I am trying to install SP1 but get message"failure configuring SP. The function attempted to use a name that is reserved by another transaction. error_transactional_conflict )0x80071A90). A Micrsoft search tells me to install Windowsupdate standalone installer, this only gives error 0xc8000222. I have tried turning off Avast firewall, running the trouble shooter but nothing works. 

Any help would be appreciated.


----------



## helpful (Sep 18, 2009)

Give This a try

If your computer is having problems finding and installing operating system updates, try using a Windows Update troubleshooter to fix the problem. It makes sure that your computer is connected to the Internet, and checks to see whether your network adapter and Windows Update services are running correctly.

Open the Windows Update troubleshooter by clicking the Start button , and then clicking Control Panel. In the search box, type troubleshooter, and then click Troubleshooting. Under System and Security, click Fix problems with Windows Update.

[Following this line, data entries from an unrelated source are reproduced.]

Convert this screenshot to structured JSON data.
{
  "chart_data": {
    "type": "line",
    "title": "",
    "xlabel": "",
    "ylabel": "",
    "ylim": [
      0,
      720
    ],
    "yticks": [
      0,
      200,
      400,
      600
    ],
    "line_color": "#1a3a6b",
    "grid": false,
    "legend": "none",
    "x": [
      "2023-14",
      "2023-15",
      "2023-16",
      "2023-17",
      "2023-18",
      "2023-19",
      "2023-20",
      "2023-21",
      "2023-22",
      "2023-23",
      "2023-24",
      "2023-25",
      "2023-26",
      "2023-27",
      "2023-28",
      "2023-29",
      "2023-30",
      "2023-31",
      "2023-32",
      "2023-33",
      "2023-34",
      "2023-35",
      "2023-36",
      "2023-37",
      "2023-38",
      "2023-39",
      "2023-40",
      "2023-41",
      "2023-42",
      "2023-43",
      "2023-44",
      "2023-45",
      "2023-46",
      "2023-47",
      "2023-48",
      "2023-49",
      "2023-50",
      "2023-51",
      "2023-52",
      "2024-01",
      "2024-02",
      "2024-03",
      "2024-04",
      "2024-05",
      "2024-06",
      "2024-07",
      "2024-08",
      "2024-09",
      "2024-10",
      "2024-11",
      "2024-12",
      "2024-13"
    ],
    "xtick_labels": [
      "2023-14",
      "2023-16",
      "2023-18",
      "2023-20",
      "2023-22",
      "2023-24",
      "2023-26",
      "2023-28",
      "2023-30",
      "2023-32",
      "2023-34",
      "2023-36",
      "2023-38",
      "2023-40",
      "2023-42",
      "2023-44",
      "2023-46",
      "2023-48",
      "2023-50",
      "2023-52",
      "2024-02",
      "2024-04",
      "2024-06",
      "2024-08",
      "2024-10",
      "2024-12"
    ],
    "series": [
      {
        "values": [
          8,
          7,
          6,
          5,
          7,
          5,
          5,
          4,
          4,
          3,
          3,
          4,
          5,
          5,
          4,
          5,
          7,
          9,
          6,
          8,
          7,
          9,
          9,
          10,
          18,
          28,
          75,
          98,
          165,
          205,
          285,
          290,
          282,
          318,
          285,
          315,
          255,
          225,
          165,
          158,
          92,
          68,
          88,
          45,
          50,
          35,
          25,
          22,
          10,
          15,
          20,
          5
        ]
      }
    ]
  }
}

http://windows.microsoft.com/en-US/windows7/Open-the-Windows-Update-troubleshooter


----------



## knj (Jun 18, 2005)

Thanks for the reply. I have tried the trouble shooter several times, it states that the problem is fixed, but I still get the error.


----------



## knj (Jun 18, 2005)

Engineer came & spent an hour trying to fix the problem but couldn´t. He took the tower back to the workshop & returned it 24 hours later fully updated & working. Don´t know what the problem was engineers English was very limited.


----------